An Introduction to Statistical Learning

An Introduction to Statistical Learning
Author: Gareth James,Daniela Witten,Trevor Hastie,Robert Tibshirani,Jonathan Taylor
Publsiher: Springer Nature
Total Pages: 617
Release: 2023-08-01
Genre: Mathematics
ISBN: 9783031387470

Download An Introduction to Statistical Learning Book in PDF, Epub and Kindle

An Introduction to Statistical Learning provides an accessible overview of the field of statistical learning, an essential toolset for making sense of the vast and complex data sets that have emerged in fields ranging from biology to finance, marketing, and astrophysics in the past twenty years. This book presents some of the most important modeling and prediction techniques, along with relevant applications. Topics include linear regression, classification, resampling methods, shrinkage approaches, tree-based methods, support vector machines, clustering, deep learning, survival analysis, multiple testing, and more. Color graphics and real-world examples are used to illustrate the methods presented.
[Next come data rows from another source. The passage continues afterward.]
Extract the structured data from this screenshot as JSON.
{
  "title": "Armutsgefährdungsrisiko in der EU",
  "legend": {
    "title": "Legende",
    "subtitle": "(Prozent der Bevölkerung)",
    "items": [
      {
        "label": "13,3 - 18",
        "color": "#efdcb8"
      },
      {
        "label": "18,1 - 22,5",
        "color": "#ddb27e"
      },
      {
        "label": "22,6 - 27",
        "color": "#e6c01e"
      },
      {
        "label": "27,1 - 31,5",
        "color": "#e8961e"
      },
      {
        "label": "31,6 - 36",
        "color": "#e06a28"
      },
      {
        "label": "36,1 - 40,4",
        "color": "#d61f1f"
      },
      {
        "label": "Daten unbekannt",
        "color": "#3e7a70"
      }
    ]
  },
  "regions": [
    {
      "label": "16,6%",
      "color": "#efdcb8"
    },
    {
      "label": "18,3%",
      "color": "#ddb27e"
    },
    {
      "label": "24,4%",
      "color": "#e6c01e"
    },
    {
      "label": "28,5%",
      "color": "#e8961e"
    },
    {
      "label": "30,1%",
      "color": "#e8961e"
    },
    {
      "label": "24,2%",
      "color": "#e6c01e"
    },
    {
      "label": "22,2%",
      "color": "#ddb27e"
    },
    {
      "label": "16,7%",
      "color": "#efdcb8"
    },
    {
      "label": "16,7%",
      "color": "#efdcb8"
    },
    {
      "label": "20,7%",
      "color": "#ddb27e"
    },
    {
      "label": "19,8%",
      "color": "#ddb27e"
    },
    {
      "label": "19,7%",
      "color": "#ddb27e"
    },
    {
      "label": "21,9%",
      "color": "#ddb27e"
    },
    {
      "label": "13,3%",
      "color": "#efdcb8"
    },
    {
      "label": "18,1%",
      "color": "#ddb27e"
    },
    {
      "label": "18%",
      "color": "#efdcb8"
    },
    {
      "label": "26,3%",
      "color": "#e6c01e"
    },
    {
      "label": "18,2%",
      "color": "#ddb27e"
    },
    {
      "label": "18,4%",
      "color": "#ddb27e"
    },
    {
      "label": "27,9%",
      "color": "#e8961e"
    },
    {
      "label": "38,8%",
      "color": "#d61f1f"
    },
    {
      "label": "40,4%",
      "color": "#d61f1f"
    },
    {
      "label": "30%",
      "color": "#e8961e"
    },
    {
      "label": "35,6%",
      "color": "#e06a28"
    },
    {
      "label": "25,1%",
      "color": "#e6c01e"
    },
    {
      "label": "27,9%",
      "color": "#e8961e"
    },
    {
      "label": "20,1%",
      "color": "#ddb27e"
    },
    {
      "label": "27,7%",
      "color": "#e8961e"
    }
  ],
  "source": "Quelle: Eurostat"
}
This book is targeted at statisticians and non-statisticians alike, who wish to use cutting-edge statistical learning techniques to analyze their data. Four of the authors co-wrote An Introduction to Statistical Learning, With Applications in R (ISLR), which has become a mainstay of undergraduate and graduate classrooms worldwide, as well as an important reference book for data scientists. One of the keys to its success was that each chapter contains a tutorial on implementing the analyses and methods presented in the R scientific computing environment. However, in recent years Python has become a popular language for data science, and there has been increasing demand for a Python-based alternative to ISLR. Hence, this book (ISLP) covers the same materials as ISLR but with labs implemented in Python. These labs will be useful both for Python novices, as well as experienced users.